After graduating from Loyola University Chicago School of Law, she started by representing criminal defendants in Illinois courts. Bonjean's legal career began at the Office of the State Appellate Defender, which represents criminal defendants in Illinois appellate courtrooms.
Since launching her own law firm in 2007, Bonjean Law Group, Bonjean has built her experience by representing victims of police brutality.
A good number of her clients are men who said they were either tortured or coerced by Chicago police officers into confessing crimes they did not commit.

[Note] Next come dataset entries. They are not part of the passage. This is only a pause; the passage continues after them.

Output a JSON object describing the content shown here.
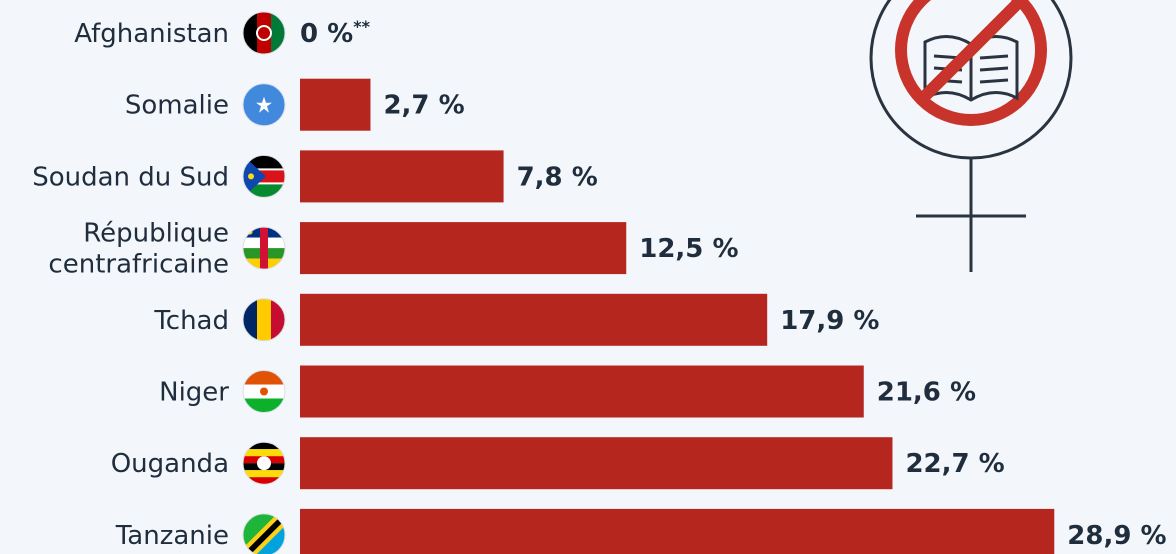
{
  "chart_data": {
    "type": "bar",
    "orientation": "horizontal",
    "categories": [
      "Afghanistan",
      "Somalie",
      "Soudan du Sud",
      "République centrafricaine",
      "Tchad",
      "Niger",
      "Ouganda",
      "Tanzanie"
    ],
    "category_lines": [
      [
        "Afghanistan"
      ],
      [
        "Somalie"
      ],
      [
        "Soudan du Sud"
      ],
      [
        "République",
        "centrafricaine"
      ],
      [
        "Tchad"
      ],
      [
        "Niger"
      ],
      [
        "Ouganda"
      ],
      [
        "Tanzanie"
      ]
    ],
    "values": [
      0,
      2.7,
      7.8,
      12.5,
      17.9,
      21.6,
      22.7,
      28.9
    ],
    "value_labels": [
      "0 %",
      "2,7 %",
      "7,8 %",
      "12,5 %",
      "17,9 %",
      "21,6 %",
      "22,7 %",
      "28,9 %"
    ],
    "value_footnotes": [
      "**",
      "",
      "",
      "",
      "",
      "",
      "",
      ""
    ],
    "flags": [
      "afghanistan-flag-icon",
      "somalia-flag-icon",
      "south-sudan-flag-icon",
      "central-african-republic-flag-icon",
      "chad-flag-icon",
      "niger-flag-icon",
      "uganda-flag-icon",
      "tanzania-flag-icon"
    ],
    "bar_color": "#b5261e",
    "text_color": "#1f2d3d",
    "background": "#f3f6fa",
    "illustration": "no-education-for-women-icon"
  }
}
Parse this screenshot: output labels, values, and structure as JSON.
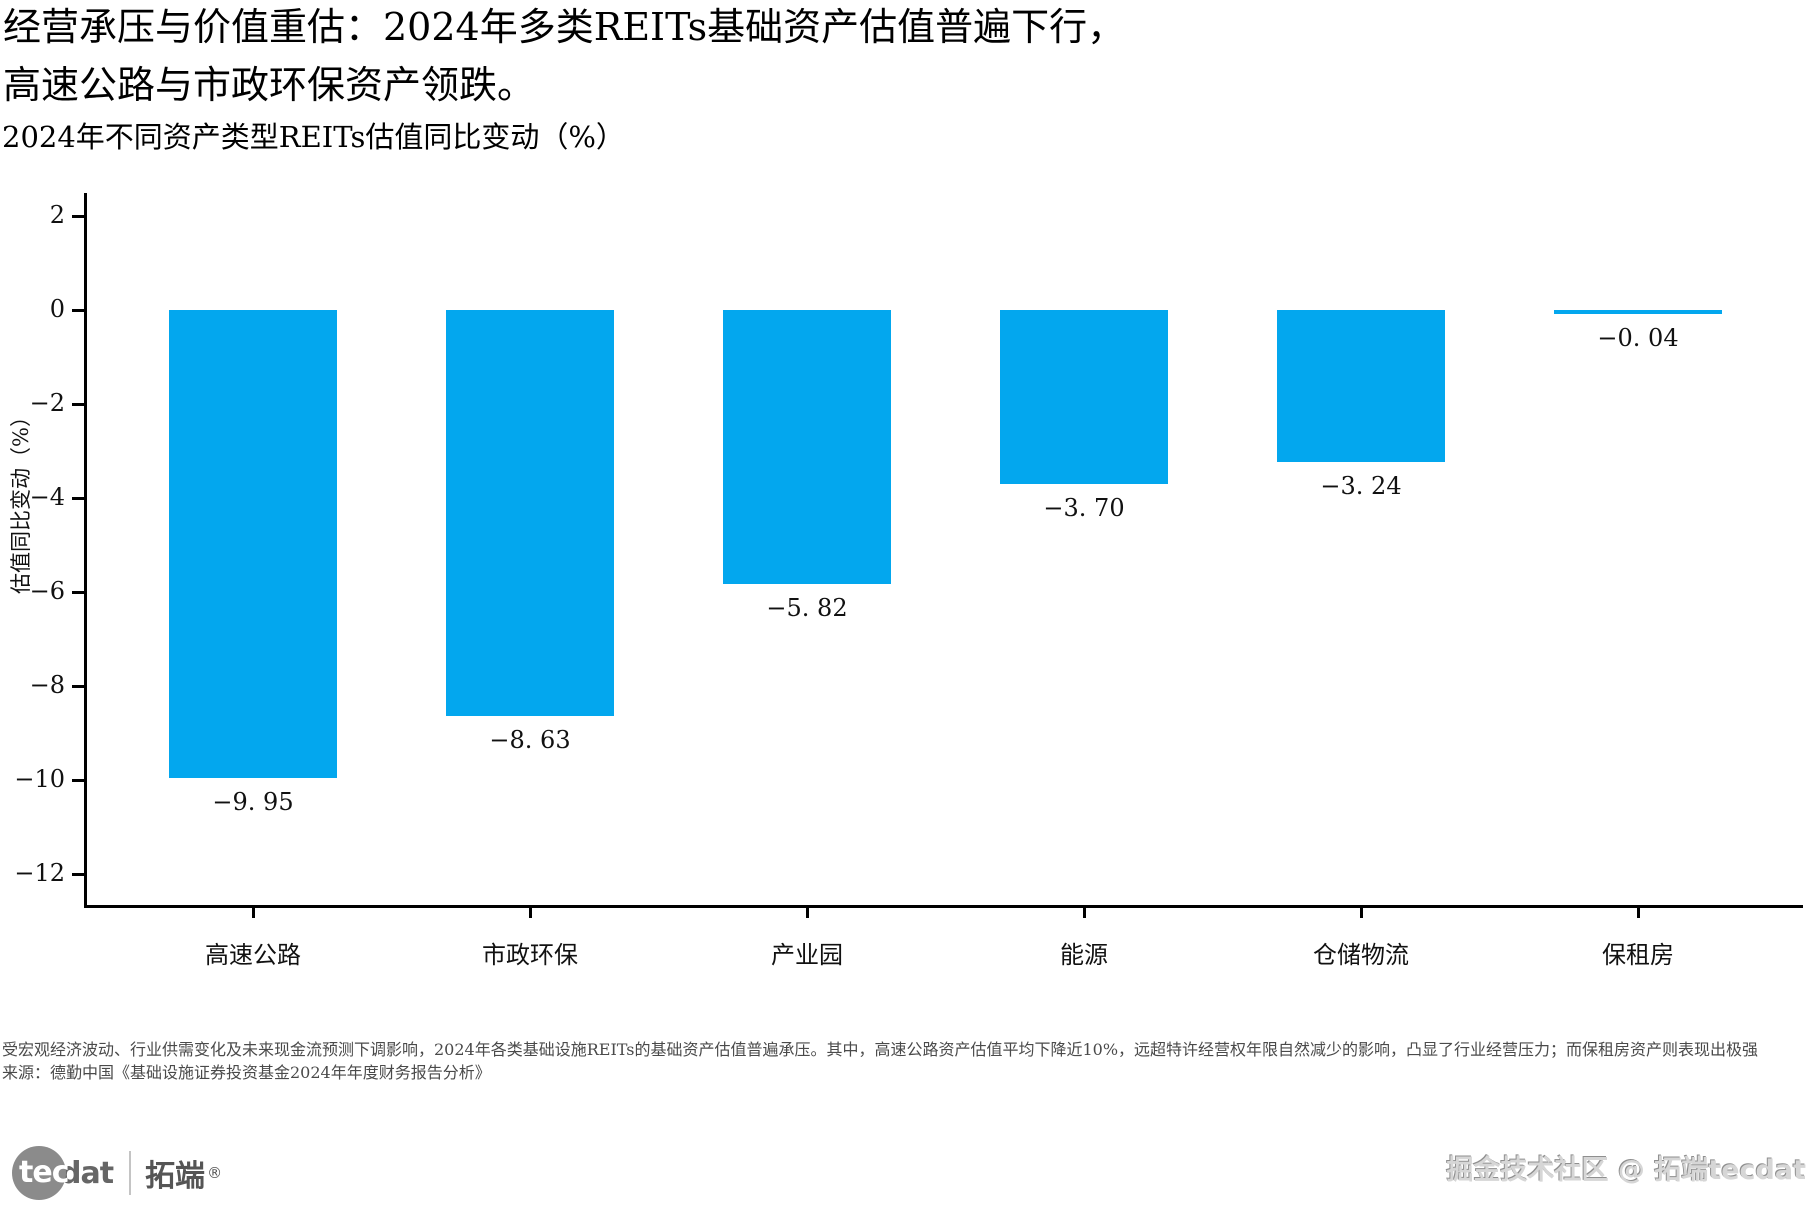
{
  "header": {
    "title_line1": "经营承压与价值重估：2024年多类REITs基础资产估值普遍下行，",
    "title_line2": "高速公路与市政环保资产领跌。",
    "subtitle": "2024年不同资产类型REITs估值同比变动（%）"
  },
  "chart_data": {
    "type": "bar",
    "title": "2024年不同资产类型REITs估值同比变动（%）",
    "categories": [
      "高速公路",
      "市政环保",
      "产业园",
      "能源",
      "仓储物流",
      "保租房"
    ],
    "values": [
      -9.95,
      -8.63,
      -5.82,
      -3.7,
      -3.24,
      -0.04
    ],
    "value_labels": [
      "−9. 95",
      "−8. 63",
      "−5. 82",
      "−3. 70",
      "−3. 24",
      "−0. 04"
    ],
    "xlabel": "",
    "ylabel": "估值同比变动（%）",
    "yticks": [
      2,
      0,
      -2,
      -4,
      -6,
      -8,
      -10,
      -12
    ],
    "ytick_labels": [
      "2",
      "0",
      "−2",
      "−4",
      "−6",
      "−8",
      "−10",
      "−12"
    ],
    "ylim": [
      2.5,
      -12.66
    ],
    "bar_color": "#03a7ee",
    "grid": false,
    "legend_position": "none"
  },
  "footer": {
    "note": "受宏观经济波动、行业供需变化及未来现金流预测下调影响，2024年各类基础设施REITs的基础资产估值普遍承压。其中，高速公路资产估值平均下降近10%，远超特许经营权年限自然减少的影响，凸显了行业经营压力；而保租房资产则表现出极强",
    "source": "来源：德勤中国《基础设施证券投资基金2024年年度财务报告分析》"
  },
  "branding": {
    "logo_tec": "tec",
    "logo_dat": "dat",
    "logo_cn": "拓端",
    "logo_reg": "®",
    "watermark": "掘金技术社区 @ 拓端tecdat"
  }
}
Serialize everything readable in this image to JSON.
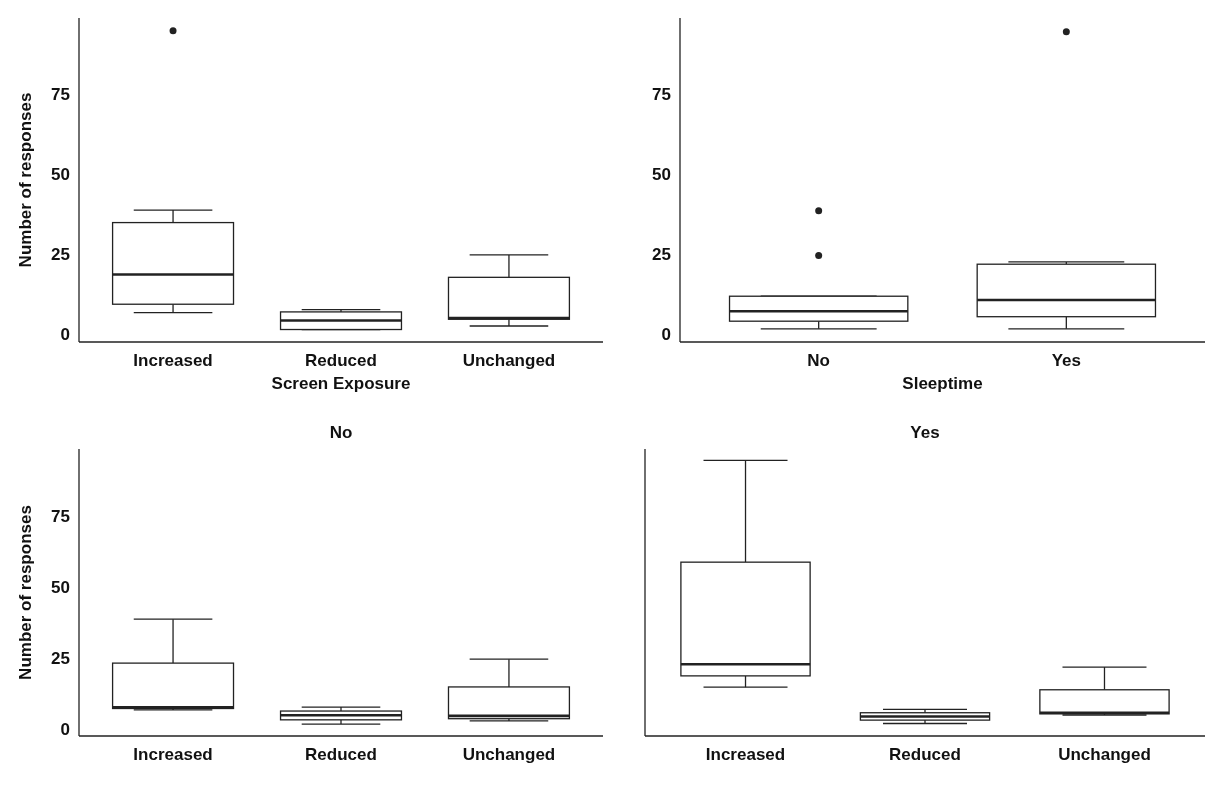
{
  "chart_data": [
    {
      "type": "box",
      "xlabel": "Screen Exposure",
      "ylabel": "Number of responses",
      "categories": [
        "Increased",
        "Reduced",
        "Unchanged"
      ],
      "ylim": [
        -2.6,
        98.6
      ],
      "yticks": [
        0,
        25,
        50,
        75
      ],
      "grid": false,
      "boxes": [
        {
          "low": 6.6,
          "q1": 9.2,
          "median": 18.5,
          "q3": 34.7,
          "high": 38.6,
          "outliers": [
            94.6
          ]
        },
        {
          "low": 1.3,
          "q1": 1.3,
          "median": 4.1,
          "q3": 6.8,
          "high": 7.5
        },
        {
          "low": 2.4,
          "q1": 4.5,
          "median": 4.9,
          "q3": 17.6,
          "high": 24.6
        }
      ]
    },
    {
      "type": "box",
      "xlabel": "Sleeptime",
      "categories": [
        "No",
        "Yes"
      ],
      "ylim": [
        -2.6,
        98.6
      ],
      "yticks": [
        0,
        25,
        50,
        75
      ],
      "grid": false,
      "boxes": [
        {
          "low": 1.5,
          "q1": 3.9,
          "median": 7.0,
          "q3": 11.7,
          "high": 11.7,
          "outliers": [
            24.4,
            38.4
          ]
        },
        {
          "low": 1.5,
          "q1": 5.3,
          "median": 10.5,
          "q3": 21.7,
          "high": 22.4,
          "outliers": [
            94.3
          ]
        }
      ]
    },
    {
      "type": "box",
      "title": "No",
      "ylabel": "Number of responses",
      "categories": [
        "Increased",
        "Reduced",
        "Unchanged"
      ],
      "ylim": [
        -2.6,
        98.6
      ],
      "yticks": [
        0,
        25,
        50,
        75
      ],
      "grid": false,
      "boxes": [
        {
          "low": 6.6,
          "q1": 7.1,
          "median": 7.5,
          "q3": 23.1,
          "high": 38.6
        },
        {
          "low": 1.6,
          "q1": 3.1,
          "median": 4.7,
          "q3": 6.2,
          "high": 7.6
        },
        {
          "low": 2.7,
          "q1": 3.5,
          "median": 4.5,
          "q3": 14.7,
          "high": 24.5
        }
      ]
    },
    {
      "type": "box",
      "title": "Yes",
      "categories": [
        "Increased",
        "Reduced",
        "Unchanged"
      ],
      "ylim": [
        -2.6,
        98.6
      ],
      "yticks": [
        0,
        25,
        50,
        75
      ],
      "grid": false,
      "tick_labels": "x",
      "boxes": [
        {
          "low": 14.6,
          "q1": 18.6,
          "median": 22.7,
          "q3": 58.7,
          "high": 94.6
        },
        {
          "low": 1.8,
          "q1": 3.0,
          "median": 4.3,
          "q3": 5.6,
          "high": 6.8
        },
        {
          "low": 4.8,
          "q1": 5.2,
          "median": 5.6,
          "q3": 13.7,
          "high": 21.7
        }
      ]
    }
  ]
}
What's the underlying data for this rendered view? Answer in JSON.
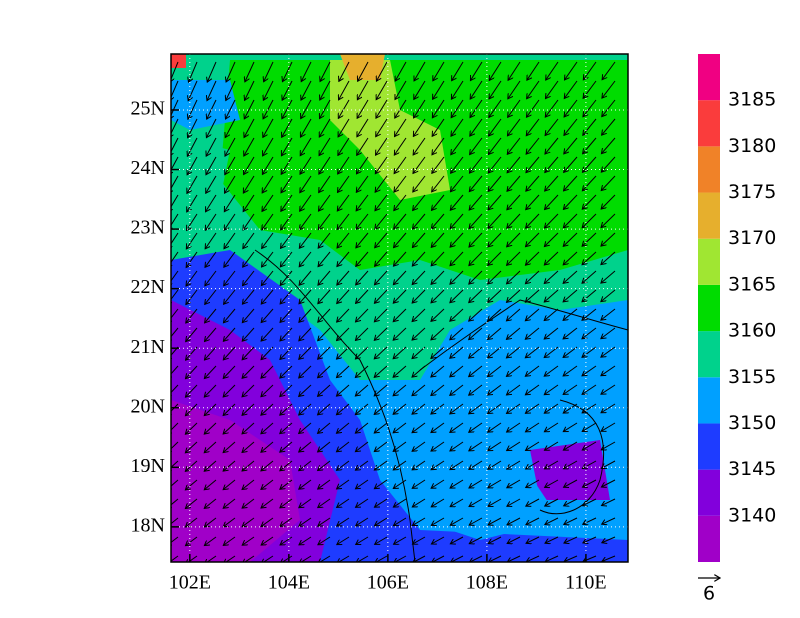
{
  "map": {
    "xlim": [
      101.62,
      110.85
    ],
    "ylim": [
      17.41,
      25.94
    ],
    "xticks": [
      {
        "value": 102,
        "label": "102E"
      },
      {
        "value": 104,
        "label": "104E"
      },
      {
        "value": 106,
        "label": "106E"
      },
      {
        "value": 108,
        "label": "108E"
      },
      {
        "value": 110,
        "label": "110E"
      }
    ],
    "yticks": [
      {
        "value": 18,
        "label": "18N"
      },
      {
        "value": 19,
        "label": "19N"
      },
      {
        "value": 20,
        "label": "20N"
      },
      {
        "value": 21,
        "label": "21N"
      },
      {
        "value": 22,
        "label": "22N"
      },
      {
        "value": 23,
        "label": "23N"
      },
      {
        "value": 24,
        "label": "24N"
      },
      {
        "value": 25,
        "label": "25N"
      }
    ],
    "colorbar": {
      "levels": [
        3140,
        3145,
        3150,
        3155,
        3160,
        3165,
        3170,
        3175,
        3180,
        3185
      ],
      "colors": [
        "#a000c8",
        "#8200dc",
        "#1e3cff",
        "#00a0ff",
        "#00d28c",
        "#00dc00",
        "#a0e632",
        "#e6af2d",
        "#f08228",
        "#fa3c3c",
        "#f00082"
      ]
    },
    "reference_vector": {
      "label": "6"
    }
  }
}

They were released from prison years later.
In March 2020, a federal jury awarded $5.2 million to Stanley Wrice, one of Bonjean's clients, after it found that he was coerced by Chicago police officers into confessing to 1982 gang-rape he did not commit.
Wrice was initially convicted and sentenced to 100 years in prison.
Bonjean handled the appeal for Raniere, the founder of NXIVM where prosecutors said women were kept on starvation diets, branded with his initials, and ordered to have sex with him.
Raniere was sentenced to 120 years in prison in October; former "Smallville" actor Allison Mack was sentenced to three years in prison for her involvement in Raniere's cult.
The 7th Circuit of the U.S. Court of Appeals in June 2017 rebuked Bonjean for her comments to the federal judge overseeing a mortgage fraud case she was working on.
Bonjean accused U.S. District Judge Charles Norgle of "advocating for the government" and "abdicating your job as a judge."